D: Però anche tu collabori con un architetto

R: E che c’entra? Un conto è collaborare, un conto è mischiare i ruoli. Ognuno collabora con chi vuole ma rimane fermo nel suo specifico. Io faccio l’arte, Pamela Ferri fa l’architettura. Non si mischiano gli specifici, la loro forza, il politico, come dicevo prima, è tutto dentro il proprio limite, gli specifici comunicano quando sono autonomi, non quando si mischiano si annullano e diventano un ibrido, le amebe che vediamo un po’ ovunque.

D: E come lo vede il futuro dell’arte?

R: L’individuo è una razza in via di estinzione, sparito quello sparisce tutto, pure l’arte... l’arte o c’e o non c’è, e se c’è gode di ottima salute. Non è che l’arte è in crisi, non è mai esistita una crisi dell’arte. Ma per esserci l’arte ci vuole qualcuno che la faccia, cioè l’artista, l’individuo per eccellenza, ed è proprio quello che oggi manca. Al di là di tutte le fiere internazionali, di tutte le biennali, i musei e tutto il fumo che c’è sul business dell’arte, la poca arte rimasta, è sorretta da pochi individui più o meno conosciuti, sparsi qua e là per il mondo, scomparsi questi ultimi e rari individui non ci sarà più arte e di conseguenza neanche più umanità… Se l’umanità è disumana allora l’arte non è necessaria…. anzi no, l’arte è il contesto e non ha bisogno di niente, neanche dello spettatore.

D: Si è parlato un po’ di tutto, tranne che della pittura, cos’è per te la pittura?

R: Sono un pittore, pittore oltre che artista. In quanto pittore, la pittura non mi interessa; non ne parlo mai perché questa non è il fine. Il vero pittore è quello che annulla la pittura, che si serve della pittura solo come uno strumento.

D: La pittura è uno strumento e il suo fine quale è?

R: … mica vedi la tela, la pittura, il telaio… tutto questo si annulla.
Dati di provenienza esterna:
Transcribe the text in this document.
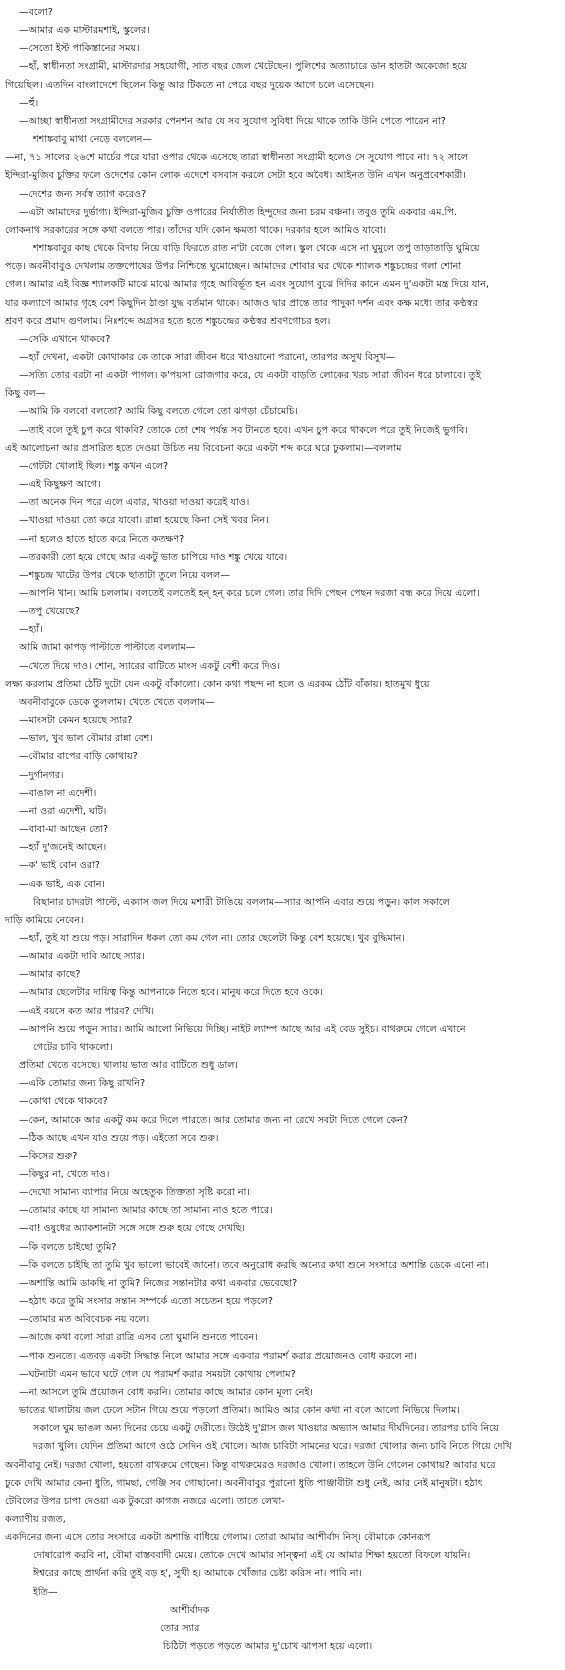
—বলো?
—আমার এক মাস্টারমশাই, স্কুলের।
—সেতো ইস্ট পাকিস্তানের সময়।
—হাঁ, স্বাধীনতা সংগ্রামী, মাস্টারদার সহযোগী, সাত বছর জেল খেটেছেন। পুলিশের অত্যাচারে ডান হাতটা অকেজো হয়ে
গিয়েছিল। এতদিন বাংলাদেশে ছিলেন কিন্তু আর টিকতে না পেরে বছর দুয়েক আগে চলে এসেছেন।
—হুঁ।
—আচ্ছা স্বাধীনতা সংগ্রামীদের সরকার পেনশন আর যে সব সুযোগ সুবিধা দিয়ে থাকে তাকি উনি পেতে পারেন না?
শশাঙ্কবাবু মাথা নেড়ে বললেন—
—না, ৭১ সালের ২৬শে মার্চের পরে যারা ওপার থেকে এসেছে তারা স্বাধীনতা সংগ্রামী হলেও সে সুযোগ পাবে না। ৭২ সালে
ইন্দিরা-মুজিব চুক্তির ফলে ওদেশের কোন লোক এদেশে বসবাস করলে সেটা হবে অবৈধ। আইনত উনি এখন অনুপ্রবেশকারী।
—দেশের জন্য সর্বস্ব ত্যাগ করেও?
—এটা আমাদের দুর্ভাগ্য। ইন্দিরা-মুজিব চুক্তি ওপারের নির্যাতীত হিন্দুদের জন্য চরম বঞ্চনা। তবুও তুমি একবার এম.পি.
লোকনাথ সরকারের সঙ্গে কথা বলতে পার। তাঁদের যদি কোন ক্ষমতা থাকে। দরকার হলে আমিও যাবো।
শশাঙ্কবাবুর কাছ থেকে বিদায় নিয়ে বাড়ি ফিরতে রাত ন'টা বেজে গেল। স্কুল থেকে এসে না ঘুমুলে তপু তাড়াতাড়ি ঘুমিয়ে
পড়ে। অবনীবাবুও দেখলাম তক্তপোষের উপর নিশ্চিন্তে ঘুমোচ্ছেন। আমাদের শোবার ঘর থেকে শ্যালক শঙ্কুচন্দ্রের গলা শোনা
গেল। আমার এই বিজ্ঞ শ্যালকটি মাঝে মাঝে আমার গৃহে আবির্ভূত হন এবং সুযোগ বুঝে দিদির কানে এমন দু'একটা মন্ত্র দিয়ে যান,
যার কল্যাণে আমার গৃহে বেশ কিছুদিন ঠাণ্ডা যুদ্ধ বর্তমান থাকে। আজও দ্বার প্রান্তে তার পাদুকা দর্শন এবং কক্ষ মধ্যে তার কণ্ঠস্বর
শ্রবণ করে প্রমাদ গুণলাম। নিঃশব্দে অগ্রসর হতে হতে শঙ্কুচন্দ্রের কণ্ঠস্বর শ্রবণগোচর হল।
—সেকি এখানে থাকবে?
—হ্যাঁ দেখনা, একটা কোথাকার কে তাকে সারা জীবন ধরে খাওয়ানো পরানো, তারপর অসুখ বিসুখ—
—সত্যি তোর বরটা না একটা পাগল। ক'পয়সা রোজগার করে, যে একটা বাড়তি লোকের খরচ সারা জীবন ধরে চালাবে। তুই
কিছু বল—
—আমি কি বলবো বলতো? আমি কিছু বলতে গেলে তো ঝগড়া চেঁচামেচি।
—তাই বলে তুই চুপ করে থাকবি? তোকে তো শেষ পর্যন্ত সব টানতে হবে। এখন চুপ করে থাকলে পরে তুই নিজেই ভুগবি।
এই আলোচনা আর প্রসারিত হতে দেওয়া উচিত নয় বিবেচনা করে একটা শব্দ করে ঘরে ঢুকলাম।—বললাম
—গেটটা খোলাই ছিল। শঙ্কু কখন এলে?
—এই কিছুক্ষণ আগে।
—তা অনেক দিন পরে এলে এবার, খাওয়া দাওয়া করেই যাও।
—খাওয়া দাওয়া তো করে যাবো। রান্না হয়েছে কিনা সেই খবর নিন।
—না হলেও হাতে হাতে করে নিতে কতক্ষণ?
—তরকারী তো হয়ে গেছে আর একটু ভাত চাপিয়ে দাও শঙ্কু খেয়ে যাবে।
—শঙ্কুচন্দ্র খাটের উপর থেকে ছাতাটা তুলে নিয়ে বলল—
—আপনি খান। আমি চললাম। বলতেই বলতেই হন্ হন্ করে চলে গেল। তার দিদি পেছন পেছন দরজা বন্ধ করে দিয়ে এলো।
—তপু খেয়েছে?
—হ্যাঁ।
আমি জামা কাপড় পাল্টাতে পাল্টাতে বললাম—
—খেতে দিয়ে দাও। শোন, স্যারের বাটিতে মাংস একটু বেশী করে দিও।
লক্ষ্য করলাম প্রতিমা ঠোঁট দুটো যেন একটু বাঁকালো। কোন কথা পছন্দ না হলে ও এরকম ঠোঁট বাঁকায়। হাতমুখ ধুয়ে
অবনীবাবুকে ডেকে তুললাম। খেতে খেতে বললাম—
—মাংসটা কেমন হয়েছে স্যার?
—ভাল, খুব ভাল বৌমার রান্না বেশ।
—বৌমার বাপের বাড়ি কোথায়?
—দুর্গানগর।
—বাঙাল না এদেশী।
—না ওরা এদেশী, ঘটি।
—বাবা-মা আছেন তো?
—হ্যাঁ দু'জনেই আছেন।
—ক' ভাই বোন ওরা?
—এক ভাই, এক বোন।
বিছানার চাদরটা পাল্টে, এক্যাস জল দিয়ে মশারী টাঙিয়ে বললাম—স্যার আপনি এবার শুয়ে পড়ুন। কাল সকালে
দাড়ি কামিয়ে নেবেন।
—হ্যাঁ, তুই যা শুয়ে পড়। সারাদিন ধকল তো কম গেল না। তোর ছেলেটা কিন্তু বেশ হয়েছে। খুব বুদ্ধিমান।
—আমার একটা দাবি আছে স্যার।
—আমার কাছে?
—আমার ছেলেটার দায়িত্ব কিন্তু আপনাকে নিতে হবে। মানুষ করে দিতে হবে ওকে।
—এই বয়সে কত আর পারব? দেখি।
—আপনি শুয়ে পড়ুন স্যার। আমি আলো নিভিয়ে দিচ্ছি। নাইট ল্যাম্প আছে আর এই বেড সুইচ। বাথরুমে গেলে এখানে
গেটের চাবি থাকলো।
প্রতিমা খেতে বসেছে। থালায় ভাত আর বাটিতে শুধু ডাল।
—একি তোমার জন্য কিছু রাখনি?
—কোথা থেকে থাকবে?
—কেন, আমাকে আর একটু কম করে দিলে পারতে। আর তোমার জন্য না রেখে সবটা দিতে গেলে কেন?
—ঠিক আছে এখন যাও শুয়ে পড়। এইতো সবে শুরু।
—কিসের শুরু?
—কিছুর না, খেতে দাও।
—দেখো সামান্য ব্যাপার নিয়ে অহেতুক তিক্ততা সৃষ্টি করো না।
—তোমার কাছে যা সামান্য আমার কাছে তা সামান্য নাও হতে পারে।
—বা! ওষুধের অ্যাকশানটা সঙ্গে সঙ্গে শুরু হয়ে গেছে দেখছি।
—কি বলতে চাইছো তুমি?
—কি বলতে চাইছি তা তুমি খুব ভালো ভাবেই জানো। তবে অনুরোধ করছি অন্যের কথা শুনে সংসারে অশান্তি ডেকে এনো না।
—অশান্তি আমি ডাকছি না তুমি? নিজের সন্তানটার কথা একবার ভেবেছো?
—হঠাৎ করে তুমি সংসার সন্তান সম্পর্কে এতো সচেতন হয়ে পড়লে?
—তোমার মত অবিবেচক নয় বলে।
—আজে কথা বলো সারা রাত্রি এসব তো ঘুমানি শুনতে পাবেন।
—পাক শুনতে। এতবড় একটা সিদ্ধান্ত নিলে আমার সঙ্গে একবার পরামর্শ করার প্রয়োজনও বোধ করলে না।
—ঘটনাটা এমন ভাবে ঘটে গেল যে পরামর্শ করার সময়টা কোথায় পেলাম?
—না আসলে তুমি প্রয়োজন বোধ করনি। তোমার কাছে আমার কোন মূল্য নেই।
ভাতের থালাটায় জল ঢেলে সটান গিয়ে শুয়ে পড়লো প্রতিমা। আমিও আর কোন কথা না বলে আলো নিভিয়ে দিলাম।
সকালে ঘুম ভাঙল অন্য দিনের চেয়ে একটু দেরীতে। উঠেই দু'গ্লাস জল খাওয়ার অভ্যাস আমার দীর্ঘদিনের। তারপর চাবি নিয়ে
দরজা খুলি। যেদিন প্রতিমা আগে ওঠে সেদিন ওই খোলে। আজ চাবিটা সামনের ঘরে। দরজা খোলার জন্য চাবি নিতে গিয়ে দেখি
অবনীবাবু নেই। দরজা খোলা, হয়তো বাথরুমে গেছেন। কিন্তু বাথরুমেরও দরজাও খোলা। তাহলে উনি গেলেন কোথায়? আবার ঘরে
ঢুকে দেখি আমার কেনা ধুতি, গামছা, গেঞ্জি সব গোছানো। অবনীবাবুর পুরানো ধুতি পাঞ্জাবীটা শুধু নেই, আর নেই মানুষটা। হঠাৎ
টেবিলের উপর চাপা দেওয়া এক টুকরো কাগজ নজরে এলো। তাতে লেখা-
কল্যাণীয় রজত,
একদিনের জন্য এসে তোর সংসারে একটা অশান্তি বাধিয়ে গেলাম। তোরা আমার আশীর্বাদ নিস্। বৌমাকে কোনরূপ
দোষারোপ করবি না, বৌমা বাস্তববাদী মেয়ে। তোকে দেখে আমার সান্ত্বনা এই যে আমার শিক্ষা হয়তো বিফলে যায়নি।
ঈশ্বরের কাছে প্রার্থনা করি তুই বড় হ', সুখী হ। আমাকে খোঁজার চেষ্টা করিস না। পাবি না।
ইতি—
আশীর্বাদক
তোর স্যার
চিঠিটা পড়তে পড়তে আমার দু'চোখ ঝাপসা হয়ে এলো।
Il fine è lo spazio, è l’immagine…, autosufficiente, chiusa in sé, un’immagine che proprio perché è sola riattiva gli stimoli sensoriali e intellettuali dello spettatore… ti prende l’occhio, lo stomaco, il cervello e non ti molla più. L’opera d’arte, a messo che di arte si tratti, attiva l’inerzia del pubblico proprio perché funziona in se stessa, proprio perché non fa parte di nessun contesto. Una sacralità guerriera involontaria che nel momento della sua massima chiusura attiva lo spettatore… è l’opera che reinveta lo spettatore. Se è il contrario, se è il pubblico ad empire il contenitore vuoto dell’arte, vuol dire che il sistema di morte ha vinto.